By Behiye Selin Taner and Nevzat Devranoglu
ISTANBUL (Reuters) – Turkey’s lira wobbled in volatile trade on Friday, as investors attempted to gauge prospects for another increase in interest rates two days after an emergency hike by monetary authorities struggling to stabilize the currency.
The central bank lifted its top interest rate by 3 percentage points to 16.5 percent on Wednesday, in an effort to avert a full-blown lira crisis. It has fallen some 20 percent this year, hit by concern about President Tayyip Erdogan’s strengthening influence on monetary policy.
Erdogan, a self-described “enemy of interest rates”, wants lower borrowing costs to fuel credit growth and expansion ahead of June elections. Investors fear the economy is overheating and want substantial rate increases to tame inflation.
They have been particularly unnerved by comments by Erdogan last week that he would look to take greater control over monetary policy after elections next month. Deputy Prime Minister Mehmet Simsek, a former Wall Street banker, on Friday sought to soothe investor worries.
“We understand the concerns of the market. We understand the worries that investors might have. We took the necessary steps to address these concerns and we will continue to do so,” he said in an interview with broadcaster NTV.
“The central bank showed that it is independent and it would do whatever is necessary when it is necessary.”
Simsek and the governor of the central bank, Murat Cetinkaya, are due to meet with investors in Turkey on Sunday, bankers said. Next week they are due to do likewise in London.
The lira
It had weakened as much as 2 percent in early trade before partly recovering after central bank said it would allow some foreign currency debt to be repaid at fixed lira rates.
It hit a record low of 4.9290 just before Wednesday’s rate hike.
To view a graphic on Turkish central bank hikes rates to prop up lira, click: https://reut.rs/2GM8F2q
RAPID GROWTH
“Turkish officials essentially are doing everything they can to restore the confidence that was seriously undermined by allowing the lira to fall perhaps for too long,” said Piotr Matys, an emerging markets forex strategist at Rabobank in London.
The most popular – and divisive – politician in recent Turkish history, Erdogan has ruled for 15 years, overseeing a period of rapid economic growth.
But a widespread crackdown against his opponents has led rights groups and NATO allies to voice concerns about growing authoritarianism.

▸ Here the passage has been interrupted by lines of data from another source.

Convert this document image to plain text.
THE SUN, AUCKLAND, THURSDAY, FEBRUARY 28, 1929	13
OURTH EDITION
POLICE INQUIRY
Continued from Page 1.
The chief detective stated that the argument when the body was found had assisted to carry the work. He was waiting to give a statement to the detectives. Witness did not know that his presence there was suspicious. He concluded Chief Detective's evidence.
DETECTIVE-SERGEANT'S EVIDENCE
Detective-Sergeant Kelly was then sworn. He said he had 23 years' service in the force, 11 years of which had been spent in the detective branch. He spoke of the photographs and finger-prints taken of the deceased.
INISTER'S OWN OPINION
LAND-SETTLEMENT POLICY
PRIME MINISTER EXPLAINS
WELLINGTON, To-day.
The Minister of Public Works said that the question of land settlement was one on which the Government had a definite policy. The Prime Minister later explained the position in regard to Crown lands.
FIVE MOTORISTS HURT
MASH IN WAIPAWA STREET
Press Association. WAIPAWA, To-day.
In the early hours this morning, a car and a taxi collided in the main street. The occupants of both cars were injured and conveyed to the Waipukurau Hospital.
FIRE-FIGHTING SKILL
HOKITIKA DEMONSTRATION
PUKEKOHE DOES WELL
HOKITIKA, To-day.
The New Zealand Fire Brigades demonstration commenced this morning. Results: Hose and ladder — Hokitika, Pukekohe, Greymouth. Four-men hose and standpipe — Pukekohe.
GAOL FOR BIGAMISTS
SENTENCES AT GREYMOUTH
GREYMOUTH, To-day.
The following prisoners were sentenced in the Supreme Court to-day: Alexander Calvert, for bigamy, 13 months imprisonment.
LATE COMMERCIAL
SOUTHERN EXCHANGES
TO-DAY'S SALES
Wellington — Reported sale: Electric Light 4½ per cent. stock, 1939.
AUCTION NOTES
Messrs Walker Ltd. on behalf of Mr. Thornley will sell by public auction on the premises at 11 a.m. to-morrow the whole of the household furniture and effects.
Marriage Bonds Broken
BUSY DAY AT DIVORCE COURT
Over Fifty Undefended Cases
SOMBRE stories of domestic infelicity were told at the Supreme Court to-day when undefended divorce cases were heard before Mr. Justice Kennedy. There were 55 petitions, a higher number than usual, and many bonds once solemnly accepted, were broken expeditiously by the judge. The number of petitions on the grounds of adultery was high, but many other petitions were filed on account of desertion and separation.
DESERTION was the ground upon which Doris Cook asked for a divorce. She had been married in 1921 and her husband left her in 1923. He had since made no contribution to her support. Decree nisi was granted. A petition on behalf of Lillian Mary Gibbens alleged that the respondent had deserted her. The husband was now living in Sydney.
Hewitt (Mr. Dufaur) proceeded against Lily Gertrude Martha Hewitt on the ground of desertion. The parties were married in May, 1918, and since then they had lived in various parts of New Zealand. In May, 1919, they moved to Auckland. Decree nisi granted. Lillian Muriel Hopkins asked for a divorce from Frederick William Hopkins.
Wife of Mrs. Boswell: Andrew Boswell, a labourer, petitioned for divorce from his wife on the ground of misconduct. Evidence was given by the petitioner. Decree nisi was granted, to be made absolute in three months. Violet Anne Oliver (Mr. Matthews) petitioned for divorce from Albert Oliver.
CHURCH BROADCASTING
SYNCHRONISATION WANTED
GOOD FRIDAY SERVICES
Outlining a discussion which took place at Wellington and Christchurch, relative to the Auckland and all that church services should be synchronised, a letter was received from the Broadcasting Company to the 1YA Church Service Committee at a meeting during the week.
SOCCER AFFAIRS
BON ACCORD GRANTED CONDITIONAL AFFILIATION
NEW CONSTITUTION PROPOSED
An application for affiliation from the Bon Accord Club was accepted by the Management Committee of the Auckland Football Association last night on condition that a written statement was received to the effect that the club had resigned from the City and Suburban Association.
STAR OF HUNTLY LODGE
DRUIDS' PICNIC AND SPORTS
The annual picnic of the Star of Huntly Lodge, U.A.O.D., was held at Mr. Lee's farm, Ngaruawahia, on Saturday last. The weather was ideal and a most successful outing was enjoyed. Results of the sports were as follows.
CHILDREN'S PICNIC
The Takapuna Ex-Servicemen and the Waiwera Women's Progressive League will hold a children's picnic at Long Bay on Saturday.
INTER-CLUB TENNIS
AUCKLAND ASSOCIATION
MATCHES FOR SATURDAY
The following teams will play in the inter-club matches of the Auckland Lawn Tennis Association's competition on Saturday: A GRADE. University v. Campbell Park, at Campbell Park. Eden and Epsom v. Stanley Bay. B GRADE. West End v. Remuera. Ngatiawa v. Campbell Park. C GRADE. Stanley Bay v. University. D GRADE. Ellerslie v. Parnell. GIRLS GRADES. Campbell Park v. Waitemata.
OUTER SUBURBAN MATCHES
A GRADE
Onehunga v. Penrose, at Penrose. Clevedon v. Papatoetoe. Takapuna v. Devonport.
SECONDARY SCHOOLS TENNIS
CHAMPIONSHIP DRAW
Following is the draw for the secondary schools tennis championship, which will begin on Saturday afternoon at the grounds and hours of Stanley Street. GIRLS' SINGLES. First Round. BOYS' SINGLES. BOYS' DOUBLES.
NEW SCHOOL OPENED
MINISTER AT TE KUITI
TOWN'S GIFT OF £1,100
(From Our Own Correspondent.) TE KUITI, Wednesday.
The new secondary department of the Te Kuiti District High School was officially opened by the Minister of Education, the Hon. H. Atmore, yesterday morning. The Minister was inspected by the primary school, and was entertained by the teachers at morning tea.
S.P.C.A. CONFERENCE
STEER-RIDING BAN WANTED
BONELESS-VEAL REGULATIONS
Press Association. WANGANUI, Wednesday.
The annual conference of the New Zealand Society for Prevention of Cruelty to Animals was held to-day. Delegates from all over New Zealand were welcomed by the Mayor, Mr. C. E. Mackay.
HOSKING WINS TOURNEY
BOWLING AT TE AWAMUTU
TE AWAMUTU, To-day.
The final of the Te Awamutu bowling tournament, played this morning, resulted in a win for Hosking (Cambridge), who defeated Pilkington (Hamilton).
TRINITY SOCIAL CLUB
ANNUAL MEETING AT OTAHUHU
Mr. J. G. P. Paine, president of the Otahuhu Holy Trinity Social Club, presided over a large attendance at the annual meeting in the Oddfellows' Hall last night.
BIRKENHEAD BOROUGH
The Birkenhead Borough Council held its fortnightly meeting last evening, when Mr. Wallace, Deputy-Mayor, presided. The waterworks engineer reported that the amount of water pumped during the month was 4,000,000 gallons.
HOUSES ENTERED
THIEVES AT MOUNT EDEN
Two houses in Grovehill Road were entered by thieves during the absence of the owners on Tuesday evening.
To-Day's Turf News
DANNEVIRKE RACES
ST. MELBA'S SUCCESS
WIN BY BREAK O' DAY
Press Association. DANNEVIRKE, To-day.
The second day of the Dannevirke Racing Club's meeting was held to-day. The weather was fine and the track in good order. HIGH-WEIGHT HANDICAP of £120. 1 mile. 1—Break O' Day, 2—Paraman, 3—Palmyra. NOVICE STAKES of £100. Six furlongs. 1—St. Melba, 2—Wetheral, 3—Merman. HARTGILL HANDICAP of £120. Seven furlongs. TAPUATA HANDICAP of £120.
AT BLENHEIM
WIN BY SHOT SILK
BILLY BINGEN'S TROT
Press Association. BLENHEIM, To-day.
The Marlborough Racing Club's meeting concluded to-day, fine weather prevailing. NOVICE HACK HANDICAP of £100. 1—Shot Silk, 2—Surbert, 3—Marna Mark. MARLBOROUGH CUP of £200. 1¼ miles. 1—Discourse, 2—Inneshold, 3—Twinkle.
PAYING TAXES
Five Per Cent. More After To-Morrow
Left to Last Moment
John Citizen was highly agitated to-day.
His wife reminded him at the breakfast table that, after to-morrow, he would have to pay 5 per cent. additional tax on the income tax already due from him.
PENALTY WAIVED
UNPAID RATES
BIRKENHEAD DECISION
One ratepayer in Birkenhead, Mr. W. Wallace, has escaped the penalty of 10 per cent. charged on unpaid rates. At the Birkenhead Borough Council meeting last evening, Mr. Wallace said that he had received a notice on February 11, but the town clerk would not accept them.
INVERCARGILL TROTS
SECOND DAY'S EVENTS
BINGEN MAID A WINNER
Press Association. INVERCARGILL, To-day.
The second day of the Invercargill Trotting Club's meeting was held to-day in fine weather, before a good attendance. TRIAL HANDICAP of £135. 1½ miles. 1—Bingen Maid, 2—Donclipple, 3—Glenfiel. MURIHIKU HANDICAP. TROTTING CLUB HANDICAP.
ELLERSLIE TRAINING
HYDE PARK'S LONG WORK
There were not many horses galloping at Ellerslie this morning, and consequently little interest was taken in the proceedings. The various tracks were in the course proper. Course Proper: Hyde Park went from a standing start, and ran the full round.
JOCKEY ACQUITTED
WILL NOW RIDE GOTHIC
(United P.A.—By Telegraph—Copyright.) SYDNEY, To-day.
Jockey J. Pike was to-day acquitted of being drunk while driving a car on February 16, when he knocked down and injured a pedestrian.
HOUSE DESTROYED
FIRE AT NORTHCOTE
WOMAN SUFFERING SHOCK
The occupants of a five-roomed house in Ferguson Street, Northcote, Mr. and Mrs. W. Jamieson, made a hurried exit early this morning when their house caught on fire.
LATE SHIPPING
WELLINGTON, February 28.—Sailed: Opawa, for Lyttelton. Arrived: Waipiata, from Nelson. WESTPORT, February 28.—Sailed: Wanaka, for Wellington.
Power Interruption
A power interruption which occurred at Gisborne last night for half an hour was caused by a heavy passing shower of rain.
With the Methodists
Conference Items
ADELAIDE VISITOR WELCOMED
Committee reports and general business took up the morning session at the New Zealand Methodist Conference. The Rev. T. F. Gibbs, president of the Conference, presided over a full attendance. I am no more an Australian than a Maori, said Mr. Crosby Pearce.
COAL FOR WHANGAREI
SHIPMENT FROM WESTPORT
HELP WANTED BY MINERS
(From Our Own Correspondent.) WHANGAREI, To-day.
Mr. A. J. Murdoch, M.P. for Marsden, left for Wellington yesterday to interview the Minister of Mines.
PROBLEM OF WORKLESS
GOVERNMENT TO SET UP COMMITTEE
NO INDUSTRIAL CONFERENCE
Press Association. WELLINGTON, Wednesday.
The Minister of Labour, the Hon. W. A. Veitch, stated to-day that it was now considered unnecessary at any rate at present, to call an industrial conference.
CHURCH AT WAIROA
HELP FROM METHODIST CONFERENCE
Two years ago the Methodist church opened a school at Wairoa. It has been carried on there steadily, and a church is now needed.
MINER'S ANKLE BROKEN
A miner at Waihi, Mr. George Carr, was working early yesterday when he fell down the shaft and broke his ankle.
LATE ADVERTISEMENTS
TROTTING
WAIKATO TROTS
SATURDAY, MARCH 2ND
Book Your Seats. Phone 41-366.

It took days of preparation by Turkey’s top economic ministers and intervention by the prime minister to convince Erdogan of the need for a sharp increase in interest rates, three people familiar with the matter said.
While Erdogan made some effort to placate investors after Wednesday’s rate hike – talking about the need for fiscal discipline and stability – he also said lira volatility did not reflect economic realities and he would not allow “global governance types” to ruin the country.
Friday’s central bank move, designed to ease the debt burden on companies, affects about $3.5 billion of debt repayments, bankers said.
The yield on Turkey’s benchmark 10-year bond () was flat on Friday. The main BIST 100 share index () rose 2 percent to 103,179.